According to Germany Trade and Invest (GTAI), industry 4.0 is: “A paradigm shift… made possible by technological advances which constitute a reversal of conventional production process logic. Simply put, this means that industrial production machinery no longer simply ‘processes’ the product, but that the product communicates with the machinery to tell it exactly what to do.”
An example of a project that combines big data and smart technologies is the CTA ‘Market-Led, User-Owned ICT4Ag Enabled Information Service’ (MUIIS) project. This project will use data generated by satellites and mobile technology to improve the production and marketing of crops in Uganda. Closely linked to the MUIIS project is the Data Revolution for Agriculture project which has showcased a number of examples of how open data can be used to improve smallholder farming and nutritional security.
For Dr Adesina Akinwumi, President of AfDB, Africa must improve its readiness to prepare for the digital revolution. “Africa has missed earlier industrial revolutions.

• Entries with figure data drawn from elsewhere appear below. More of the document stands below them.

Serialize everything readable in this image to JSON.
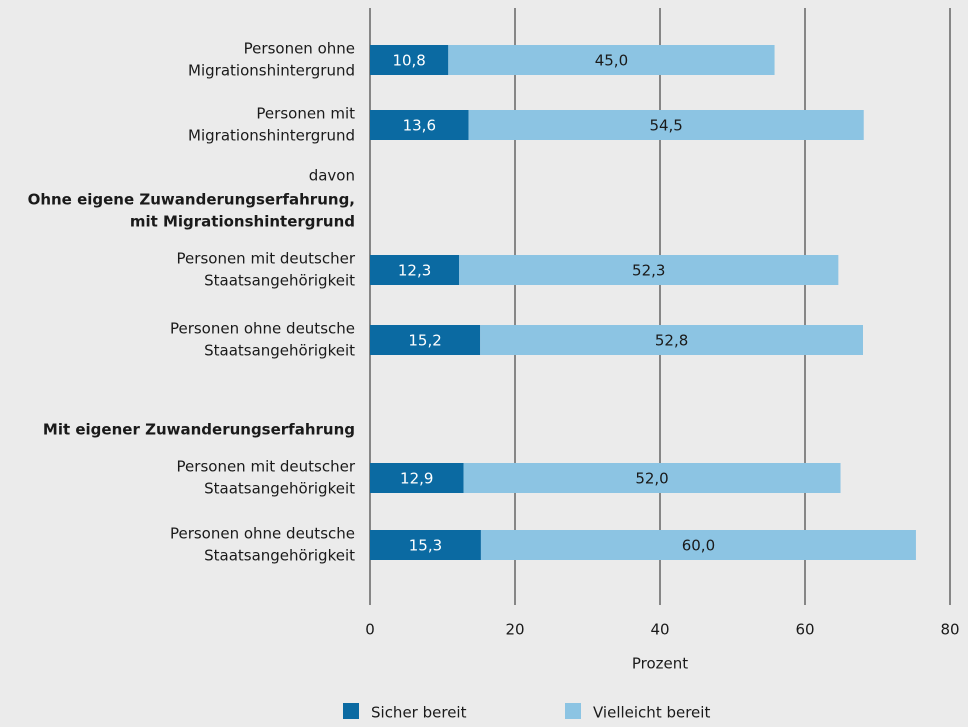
{
  "chart_data": {
    "type": "stacked-barh",
    "categories": [
      [
        "Personen ohne",
        "Migrationshintergrund"
      ],
      [
        "Personen mit",
        "Migrationshintergrund"
      ],
      [
        "davon"
      ],
      [
        "Ohne eigene Zuwanderungserfahrung,",
        "mit Migrationshintergrund"
      ],
      [
        "Personen mit deutscher",
        "Staatsangehörigkeit"
      ],
      [
        "Personen ohne deutsche",
        "Staatsangehörigkeit"
      ],
      [
        "Mit eigener Zuwanderungserfahrung"
      ],
      [
        "Personen mit deutscher",
        "Staatsangehörigkeit"
      ],
      [
        "Personen ohne deutsche",
        "Staatsangehörigkeit"
      ]
    ],
    "category_bold": [
      false,
      false,
      false,
      true,
      false,
      false,
      true,
      false,
      false
    ],
    "series": [
      {
        "name": "Sicher bereit",
        "color": "#0b6aa2",
        "label_color": "#ffffff",
        "values": [
          10.8,
          13.6,
          null,
          null,
          12.3,
          15.2,
          null,
          12.9,
          15.3
        ],
        "value_labels": [
          "10,8",
          "13,6",
          null,
          null,
          "12,3",
          "15,2",
          null,
          "12,9",
          "15,3"
        ]
      },
      {
        "name": "Vielleicht bereit",
        "color": "#8cc4e3",
        "label_color": "#1a1a1a",
        "values": [
          45.0,
          54.5,
          null,
          null,
          52.3,
          52.8,
          null,
          52.0,
          60.0
        ],
        "value_labels": [
          "45,0",
          "54,5",
          null,
          null,
          "52,3",
          "52,8",
          null,
          "52,0",
          "60,0"
        ]
      }
    ],
    "xlabel": "Prozent",
    "xlim": [
      0,
      80
    ],
    "xticks": [
      0,
      20,
      40,
      60,
      80
    ],
    "grid": true
  }
}
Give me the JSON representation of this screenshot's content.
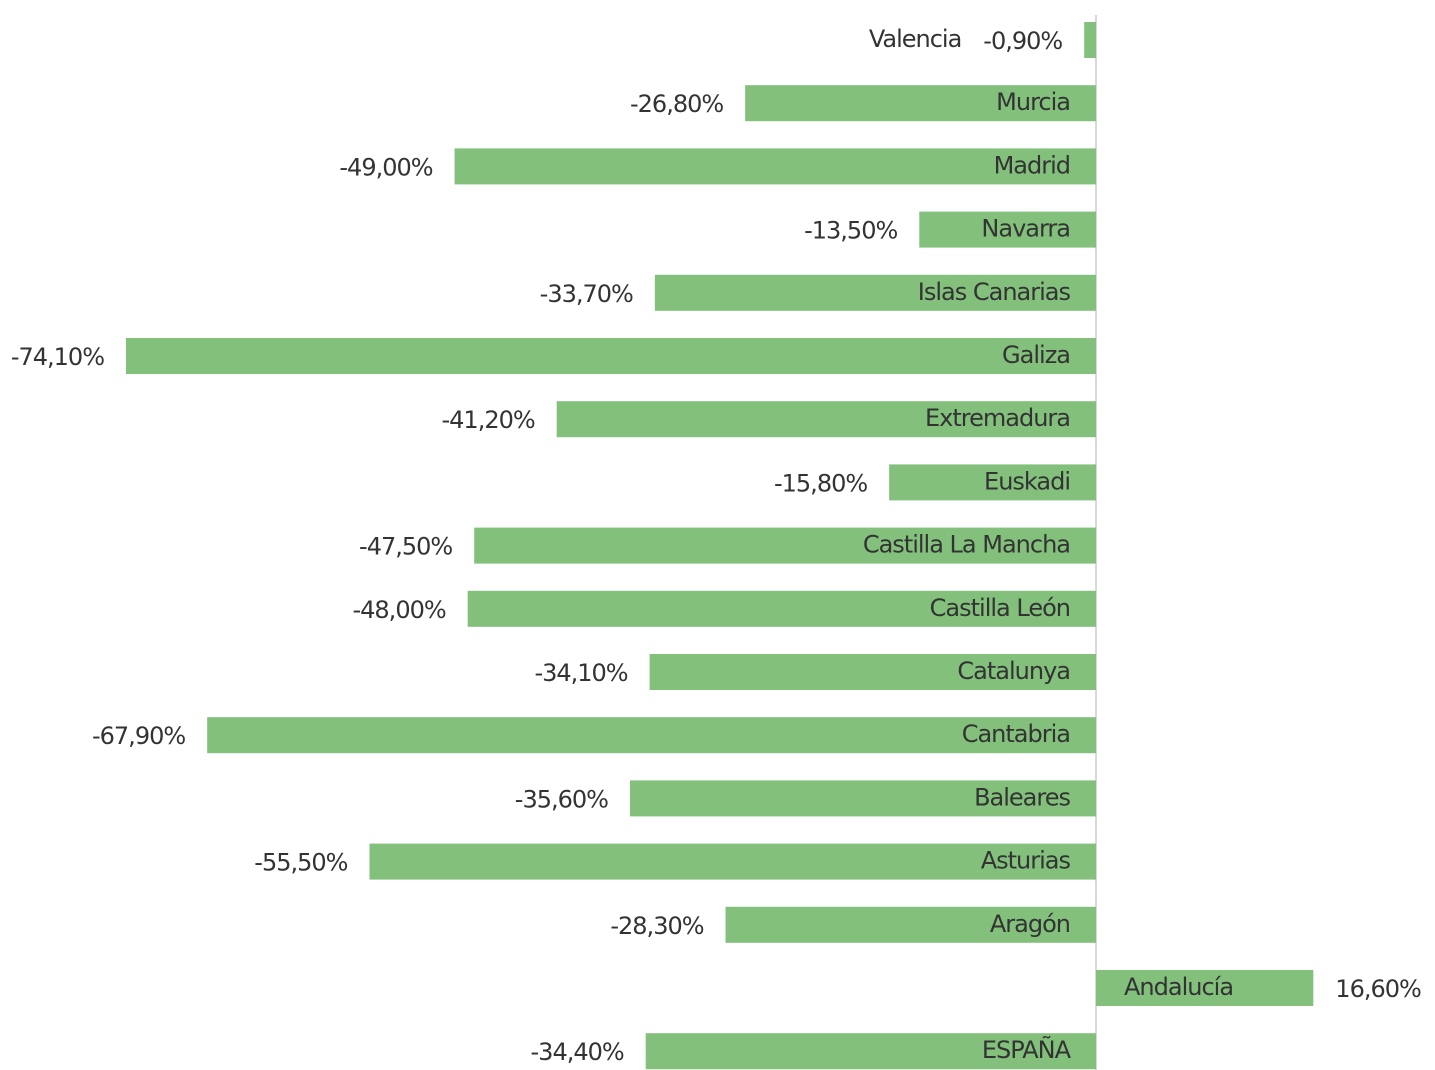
{
  "chart_data": {
    "type": "hbar",
    "color": "#82c07c",
    "categories": [
      "Valencia",
      "Murcia",
      "Madrid",
      "Navarra",
      "Islas Canarias",
      "Galiza",
      "Extremadura",
      "Euskadi",
      "Castilla La Mancha",
      "Castilla León",
      "Catalunya",
      "Cantabria",
      "Baleares",
      "Asturias",
      "Aragón",
      "Andalucía",
      "ESPAÑA"
    ],
    "values": [
      -0.9,
      -26.8,
      -49.0,
      -13.5,
      -33.7,
      -74.1,
      -41.2,
      -15.8,
      -47.5,
      -48.0,
      -34.1,
      -67.9,
      -35.6,
      -55.5,
      -28.3,
      16.6,
      -34.4
    ],
    "value_labels": [
      "-0,90%",
      "-26,80%",
      "-49,00%",
      "-13,50%",
      "-33,70%",
      "-74,10%",
      "-41,20%",
      "-15,80%",
      "-47,50%",
      "-48,00%",
      "-34,10%",
      "-67,90%",
      "-35,60%",
      "-55,50%",
      "-28,30%",
      "16,60%",
      "-34,40%"
    ]
  }
}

We cannot miss the 4th industrial revolution,” he said. Under the Feed Africa action plan the AfDB will work with partners to raise funds to invest in agricultural commodities and agro-ecological zones.
Michael J Vincent, a Senior Partner in Monitor at Deloitte Africa, believes in the use of smart technologies and data in creating informed policies and agricultural transformation. As a private sector observer at the meetings, Vincent sees potential in industry 4.0 in helping Africa end hunger and poverty through agriculture.